Adverse Drug Reactions are the biggest safety concern in the health field and they refer to harmful and unintended effects of drugs administered for the prevention and treatment of illness, both at normal dosages and in cases of incorrect usage or errors in medication. They are the fourth highest cause of death for patients in U.S. hospitals and  up to 15 percent of hospital expenses are due to drug-related complications despite the fact that clinical trials are larger, longer and more expensive than ever and pharmacovigilance area is high.

The reason there can still be adverse drug reactions despite a billion dollars in clinical trials is because no trial can account for everything.  Due to the media publicity and trials when there are adverse reactions, more people than ever are unwilling to participate in clinical trials, which drugs for kids faring the worse due to lack of participation. Sometimes if there are adverse effects, they won't show up in a limited sample size and will only be found after they are in broad use. Regulatory agencies monitor adverse reactions once the drug is on the market, and the main tool at their disposal is a system of voluntary notification whereby medical professionals and patients can report suspected reactions, but they are not used much - under 20 percent of incidents are reported. 

Researchers at Carlos III Universidad de Madrid (UC3M) have developed a system for detecting adverse effects of pharmaceutical drugs by tracking information generated by patients on specialized blogs or social networks such as Twitter in real time.


Credit: uc3m

The researchers explain that online health information searches are the third most popular activity in Google, with 170,000 searches performed every 5 seconds.
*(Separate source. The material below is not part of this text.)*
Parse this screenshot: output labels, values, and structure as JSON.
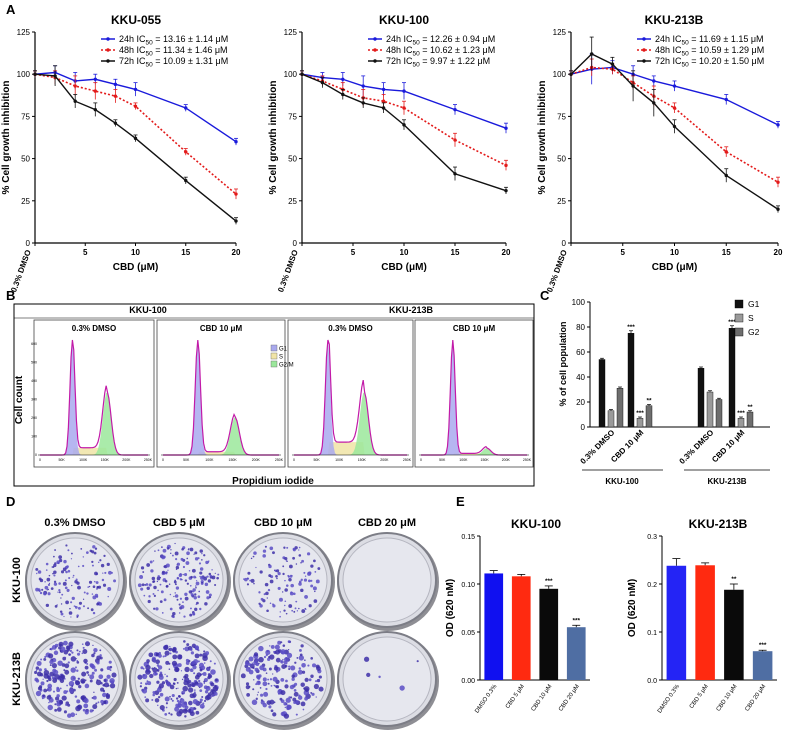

Isabel Segura Bedmar of the UC3M Computer Science and Engineering Department points out that, “There is a lot of user-generated information these days, so social networks can be a valuable source of information on adverse effects of pharmaceutical drugs after the clinical trial stage is over and the drug is on the market.”

The large amount and variety of information to be stored, as well as its rapidly changing nature, make this a typical big data problem.

The prototype, created by these scientists within the framework of the European research Project TrendMiner, makes it possible to analyze the comments on social media by using natural language processing techniques (NLP). Thanks to these techniques, patients’ colloquial descriptions are “translated” into manageable data in comparatives studies which allow us to identify patterns and trends.”



This data may also be combined with data from other sources, such as patients’ electronic medical records, which contain very useful information about diagnosis, treatments, etc. Most of this information is also expressed in natural language, which means that it must be codified and turned into structured information in order to be able to work with it,” explains another of the researchers, Professor Paloma Martínez, of the Advanced Databases Laboratory at UC3M.

The prototype created to analyze comments on social networks contains a linguistic processor based on the Daedalus company’s MeaningCloud, a commercial technology for the analysis of big data which recognizes mentions of pharmaceutical drugs, adverse effects and illnesses. The system displays the development of these references and their “co-occurrences” i.e., it registers which drugs are mentioned and what the adverse effects are. For example, the system monitors anti-anxiety drugs and to do so it takes into account not only the references to the active ingredient or generic name of the drugs in this category (among others lorazepam and diazepam) but also commercial brand names (such as Orfidal). In addition, all of these drug references may also be analyzed in relation to their therapeutic effects (such as Orfidal being indicated for anxiety) and their adverse effects (such as Orfidal possibly causing shaking and tremors).

This technology could also be used by a pharmaceutical company in order to “find out what people are saying about a drug, for example, or to gather information on suspicions of adverse effects of drugs to supplement notification received through traditional channels,” comments José Luis Martínez Fernández, who combines teaching in the UC3M Computer Science and Engineering Department with his work as Consulting Director at Daedalus. There are parts of medical reports, notes or clinical histories “which are difficult to process, and because of this they are not being worked on; this technique could help us to get the most out of this content,” he explains. “The challenge is to transform these texts, which are currently stored without being analyzed, into structured information, which allows them to be used for clinical and epidemiological purposes to gain new knowledge or to analyze trends which aid decision-making,” he stresses.

Citation: Isabel Segura-Bedmar, Paloma Martínez, Ricardo Revert y Julián Moreno-Schneider (2015). Exploring Spanish Health Social Media for detecting drug effects. BMC Medical Informatics and Decision Systems. Accepted for publication.